Gasuza advises the public to always be the first line of security by being vigilant wherever they are.
“I am a trained counterterrorism policeman and my role is to engage criminals using anything that is within my vicinity. We are trained to spot criminal elements even before they cause harm. I am here today but tomorrow I may be deployed at another place. But the first security is your personal security. As a person you need to be vigilant to ensure you are safe,” Gasuza says.
Mengesha recalls that the 2010 incident traumatised her; a reason she dislikes conversations about it. She remembers that she got confused and the incident looked like it was untrue yet it was a reality. With help of police officers who arrived at the scene in minutes, they evacuated the victims to International Hospital Kampala (IHK) and other hospitals.
“Dr Ian Clark (IHK proprietor) helped me a lot. He comforted me and helped me recover from the trauma. I thank the government of Uganda that provided me with the necessary help to rush the injured people to hospital. I saw people dead and others bleeding yet they had come to celebrate. I feel bad whenever a conversation about that incident is brought up,” Mengesha says as she pauses for minutes, perhaps reflecting on the disastrous images.
Some of the survivors who were Americans she says visit her place every July and applaud her for keeping the business alive.
Mengesha says she will never abandon her business and insists that the business will stay even after her demise. She advises entrepreneurs to always find ways of standing again whenever their businesses encounter huge setbacks.
At Kyadondo Rugby club where more than 60 people were killed in a bomb blast, I found some revellers sipping drinks and eating snacks. The entertainment place’s manager Tolbert Onyango says they don’t expect many revellers for World Cup finals since they have not organised any particular event.
“To us this day will not be exceptional because it is not like in 2010 where we had advertised and invited musicians to perform. We shall have maximum security for those few people who will come just like we have always done. Security is always paramount here,” Mr Onyango explains.

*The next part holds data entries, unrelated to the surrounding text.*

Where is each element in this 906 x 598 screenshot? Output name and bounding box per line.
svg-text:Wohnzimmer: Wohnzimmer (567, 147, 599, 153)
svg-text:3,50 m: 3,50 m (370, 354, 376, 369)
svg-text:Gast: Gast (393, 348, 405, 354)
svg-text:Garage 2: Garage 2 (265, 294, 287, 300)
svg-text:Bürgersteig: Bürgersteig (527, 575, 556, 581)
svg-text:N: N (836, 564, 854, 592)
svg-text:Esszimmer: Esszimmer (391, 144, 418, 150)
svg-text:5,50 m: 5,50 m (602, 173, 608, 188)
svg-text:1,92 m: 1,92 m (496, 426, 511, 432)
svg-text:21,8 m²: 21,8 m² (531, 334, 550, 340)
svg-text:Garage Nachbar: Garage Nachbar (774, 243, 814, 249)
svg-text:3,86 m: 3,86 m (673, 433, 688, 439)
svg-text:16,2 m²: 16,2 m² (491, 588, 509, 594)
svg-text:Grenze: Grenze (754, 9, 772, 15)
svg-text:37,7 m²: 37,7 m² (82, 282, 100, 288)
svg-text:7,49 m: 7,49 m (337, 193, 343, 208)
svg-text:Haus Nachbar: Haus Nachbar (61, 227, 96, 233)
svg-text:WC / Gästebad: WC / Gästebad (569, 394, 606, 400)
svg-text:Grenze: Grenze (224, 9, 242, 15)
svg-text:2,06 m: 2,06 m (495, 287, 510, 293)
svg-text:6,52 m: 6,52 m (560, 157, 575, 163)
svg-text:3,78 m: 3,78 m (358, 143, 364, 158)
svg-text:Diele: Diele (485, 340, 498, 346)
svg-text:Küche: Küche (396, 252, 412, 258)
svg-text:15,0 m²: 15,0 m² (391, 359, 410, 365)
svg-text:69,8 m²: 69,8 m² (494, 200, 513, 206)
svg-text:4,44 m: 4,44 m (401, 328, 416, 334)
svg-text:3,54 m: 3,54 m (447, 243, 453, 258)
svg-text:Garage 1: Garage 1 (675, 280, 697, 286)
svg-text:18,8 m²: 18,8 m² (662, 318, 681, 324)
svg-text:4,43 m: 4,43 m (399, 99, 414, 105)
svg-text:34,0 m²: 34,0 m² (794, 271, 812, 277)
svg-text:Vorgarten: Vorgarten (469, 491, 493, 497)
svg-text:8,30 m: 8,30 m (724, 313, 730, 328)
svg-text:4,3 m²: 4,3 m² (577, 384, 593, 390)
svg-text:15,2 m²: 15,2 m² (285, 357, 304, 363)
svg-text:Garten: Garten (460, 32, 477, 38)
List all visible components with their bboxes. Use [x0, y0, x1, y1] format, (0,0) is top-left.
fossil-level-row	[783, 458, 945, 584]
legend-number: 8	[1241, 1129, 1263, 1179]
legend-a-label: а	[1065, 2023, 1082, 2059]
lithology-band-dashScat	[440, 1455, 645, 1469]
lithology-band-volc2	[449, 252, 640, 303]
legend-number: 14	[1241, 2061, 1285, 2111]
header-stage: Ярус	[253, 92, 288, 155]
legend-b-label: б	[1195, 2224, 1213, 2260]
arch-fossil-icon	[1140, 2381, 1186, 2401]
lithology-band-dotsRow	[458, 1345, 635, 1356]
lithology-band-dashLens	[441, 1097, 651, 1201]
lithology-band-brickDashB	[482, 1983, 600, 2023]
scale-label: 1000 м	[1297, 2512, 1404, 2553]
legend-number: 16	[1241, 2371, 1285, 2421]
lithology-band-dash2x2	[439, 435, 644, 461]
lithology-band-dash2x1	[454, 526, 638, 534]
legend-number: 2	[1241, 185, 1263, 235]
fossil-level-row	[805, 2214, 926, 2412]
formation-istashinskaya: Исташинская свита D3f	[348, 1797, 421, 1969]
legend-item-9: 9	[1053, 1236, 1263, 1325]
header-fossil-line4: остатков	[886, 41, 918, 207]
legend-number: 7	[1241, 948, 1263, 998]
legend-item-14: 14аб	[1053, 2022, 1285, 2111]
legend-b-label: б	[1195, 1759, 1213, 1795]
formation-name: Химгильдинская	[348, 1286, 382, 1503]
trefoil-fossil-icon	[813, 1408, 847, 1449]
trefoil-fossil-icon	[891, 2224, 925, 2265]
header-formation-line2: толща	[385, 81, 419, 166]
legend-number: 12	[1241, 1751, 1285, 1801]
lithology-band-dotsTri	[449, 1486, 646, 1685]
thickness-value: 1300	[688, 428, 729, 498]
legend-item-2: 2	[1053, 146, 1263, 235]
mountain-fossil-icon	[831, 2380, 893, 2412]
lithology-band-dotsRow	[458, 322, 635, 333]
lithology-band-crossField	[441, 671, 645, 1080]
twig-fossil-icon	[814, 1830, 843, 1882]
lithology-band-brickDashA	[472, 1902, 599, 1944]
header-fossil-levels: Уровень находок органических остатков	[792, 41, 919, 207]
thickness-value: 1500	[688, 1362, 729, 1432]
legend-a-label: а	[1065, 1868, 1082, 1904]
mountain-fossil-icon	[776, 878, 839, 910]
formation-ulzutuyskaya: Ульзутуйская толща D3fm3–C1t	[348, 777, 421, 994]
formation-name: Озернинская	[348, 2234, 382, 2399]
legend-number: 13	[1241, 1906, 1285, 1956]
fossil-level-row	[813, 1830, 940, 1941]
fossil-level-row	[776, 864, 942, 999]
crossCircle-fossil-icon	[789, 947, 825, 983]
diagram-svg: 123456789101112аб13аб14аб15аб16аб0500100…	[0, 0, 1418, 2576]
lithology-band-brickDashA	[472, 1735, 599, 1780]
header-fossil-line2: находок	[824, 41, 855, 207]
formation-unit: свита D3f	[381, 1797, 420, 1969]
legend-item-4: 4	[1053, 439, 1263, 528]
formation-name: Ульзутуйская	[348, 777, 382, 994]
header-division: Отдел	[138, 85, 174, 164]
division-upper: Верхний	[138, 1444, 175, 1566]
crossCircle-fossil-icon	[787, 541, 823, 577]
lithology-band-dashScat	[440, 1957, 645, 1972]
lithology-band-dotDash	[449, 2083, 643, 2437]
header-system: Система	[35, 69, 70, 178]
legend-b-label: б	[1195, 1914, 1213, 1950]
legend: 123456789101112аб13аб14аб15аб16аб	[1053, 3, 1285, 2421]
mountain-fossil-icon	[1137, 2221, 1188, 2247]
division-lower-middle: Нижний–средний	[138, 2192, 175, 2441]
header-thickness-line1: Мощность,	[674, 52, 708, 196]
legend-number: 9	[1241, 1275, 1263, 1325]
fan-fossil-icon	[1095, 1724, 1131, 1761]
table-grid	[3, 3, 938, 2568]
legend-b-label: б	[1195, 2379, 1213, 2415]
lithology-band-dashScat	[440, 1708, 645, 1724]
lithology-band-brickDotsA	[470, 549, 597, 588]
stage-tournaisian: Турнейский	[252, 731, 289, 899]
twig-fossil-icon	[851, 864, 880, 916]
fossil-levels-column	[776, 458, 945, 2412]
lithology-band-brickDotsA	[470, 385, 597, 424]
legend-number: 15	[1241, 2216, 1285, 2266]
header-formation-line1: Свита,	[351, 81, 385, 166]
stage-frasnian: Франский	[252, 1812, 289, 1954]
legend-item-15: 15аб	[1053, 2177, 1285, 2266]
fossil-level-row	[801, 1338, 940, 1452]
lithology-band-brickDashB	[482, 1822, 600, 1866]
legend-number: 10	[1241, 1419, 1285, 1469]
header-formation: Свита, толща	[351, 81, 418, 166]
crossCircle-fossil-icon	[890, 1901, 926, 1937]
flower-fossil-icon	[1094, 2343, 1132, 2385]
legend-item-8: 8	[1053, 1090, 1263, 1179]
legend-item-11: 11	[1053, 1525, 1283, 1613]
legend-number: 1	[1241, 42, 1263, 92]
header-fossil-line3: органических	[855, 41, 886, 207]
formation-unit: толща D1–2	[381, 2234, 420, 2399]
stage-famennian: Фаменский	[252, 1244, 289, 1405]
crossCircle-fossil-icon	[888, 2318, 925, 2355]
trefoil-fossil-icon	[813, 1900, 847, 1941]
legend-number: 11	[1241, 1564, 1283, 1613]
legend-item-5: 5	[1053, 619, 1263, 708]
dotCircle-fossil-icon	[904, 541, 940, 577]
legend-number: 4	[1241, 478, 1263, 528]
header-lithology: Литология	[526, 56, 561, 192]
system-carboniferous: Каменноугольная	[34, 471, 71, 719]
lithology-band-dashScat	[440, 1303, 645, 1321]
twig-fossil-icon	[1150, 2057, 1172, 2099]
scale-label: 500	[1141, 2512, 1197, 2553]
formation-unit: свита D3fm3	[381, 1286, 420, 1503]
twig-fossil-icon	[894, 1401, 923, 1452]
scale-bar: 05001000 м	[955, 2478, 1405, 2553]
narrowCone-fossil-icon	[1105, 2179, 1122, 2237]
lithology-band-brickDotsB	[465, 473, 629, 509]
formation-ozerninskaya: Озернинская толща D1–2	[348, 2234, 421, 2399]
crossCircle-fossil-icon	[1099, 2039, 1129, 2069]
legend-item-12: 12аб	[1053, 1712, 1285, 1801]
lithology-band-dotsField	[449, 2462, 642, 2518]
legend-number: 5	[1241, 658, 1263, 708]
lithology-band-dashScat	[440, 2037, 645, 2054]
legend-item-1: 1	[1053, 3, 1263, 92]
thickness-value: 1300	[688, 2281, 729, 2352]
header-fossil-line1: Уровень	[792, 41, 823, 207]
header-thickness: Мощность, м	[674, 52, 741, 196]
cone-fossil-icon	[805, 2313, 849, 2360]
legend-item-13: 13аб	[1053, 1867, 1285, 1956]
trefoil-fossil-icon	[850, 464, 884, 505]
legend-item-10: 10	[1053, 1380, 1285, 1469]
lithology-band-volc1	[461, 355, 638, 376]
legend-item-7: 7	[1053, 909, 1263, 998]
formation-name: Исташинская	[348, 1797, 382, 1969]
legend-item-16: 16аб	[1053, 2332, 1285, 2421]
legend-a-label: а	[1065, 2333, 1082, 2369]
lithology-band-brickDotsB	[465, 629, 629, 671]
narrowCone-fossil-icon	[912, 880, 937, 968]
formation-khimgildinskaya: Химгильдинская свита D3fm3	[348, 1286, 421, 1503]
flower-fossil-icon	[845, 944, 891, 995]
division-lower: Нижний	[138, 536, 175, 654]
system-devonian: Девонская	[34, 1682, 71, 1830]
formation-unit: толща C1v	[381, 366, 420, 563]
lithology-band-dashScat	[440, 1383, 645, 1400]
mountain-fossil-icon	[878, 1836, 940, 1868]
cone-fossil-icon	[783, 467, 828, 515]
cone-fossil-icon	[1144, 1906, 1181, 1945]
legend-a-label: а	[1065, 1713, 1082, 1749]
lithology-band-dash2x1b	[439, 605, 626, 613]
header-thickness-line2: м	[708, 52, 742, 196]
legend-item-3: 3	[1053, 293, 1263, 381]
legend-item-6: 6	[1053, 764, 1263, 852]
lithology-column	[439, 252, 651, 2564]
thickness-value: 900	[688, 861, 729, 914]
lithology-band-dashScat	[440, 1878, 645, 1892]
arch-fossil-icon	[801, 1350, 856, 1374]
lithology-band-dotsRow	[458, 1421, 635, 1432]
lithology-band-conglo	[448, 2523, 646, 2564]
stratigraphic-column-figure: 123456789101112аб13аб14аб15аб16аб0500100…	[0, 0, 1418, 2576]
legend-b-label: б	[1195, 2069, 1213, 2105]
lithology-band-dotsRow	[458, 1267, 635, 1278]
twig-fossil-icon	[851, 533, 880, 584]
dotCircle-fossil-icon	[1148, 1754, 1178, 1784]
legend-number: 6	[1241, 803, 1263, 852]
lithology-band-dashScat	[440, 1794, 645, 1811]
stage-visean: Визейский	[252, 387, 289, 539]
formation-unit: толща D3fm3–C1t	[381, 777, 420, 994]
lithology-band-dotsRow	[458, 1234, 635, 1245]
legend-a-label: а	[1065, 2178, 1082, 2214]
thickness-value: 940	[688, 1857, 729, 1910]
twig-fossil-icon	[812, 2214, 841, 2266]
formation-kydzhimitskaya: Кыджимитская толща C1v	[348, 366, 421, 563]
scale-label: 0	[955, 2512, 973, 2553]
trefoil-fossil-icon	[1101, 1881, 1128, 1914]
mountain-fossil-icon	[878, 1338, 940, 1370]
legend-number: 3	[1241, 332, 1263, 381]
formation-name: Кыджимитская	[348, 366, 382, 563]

Security at the entrance was a bit lax as some revellers were seen just walking in unchecked. Like Mengesha, Onyango says customers reduced after the bomb incident. “We get many customers, especially when we have special events (like music concerts, sports competitions). But on usual days the customers are somehow few. They are not that many like it was before the incident. But I cannot conclude that numbers reduced because of the incident. It could be because they found other (leisure, entertainment) places,” Onyango says.
Onyango adds that they have a security master plan which they have devised with the officer in charge of Kyadondo Police Post and other security commanders but they are keeping the plan a secret.
“Much as we have not organised a special event for World Cup, we are more than ready to protect whichever customer will come to our place. Security matters are confidential but we want to warn those with criminal intentions not to come. We are more than prepared,” Onyango says.
He adds that the survivors of the bomb explosion often go there and take drinks as they reflect on how God was merciful to them since they survived an incident that claimed dozens of souls.
On the question of what was the immediate action that was taken after the incident, Onyango prefers not to dwell into what he describes as the past. Asked on whether they are not sure of their security and clientele, a reason they have probably not organised any special event for World Cup finals, Onyango says it was the management decision and insists that people would throng the place if they chose to advertise.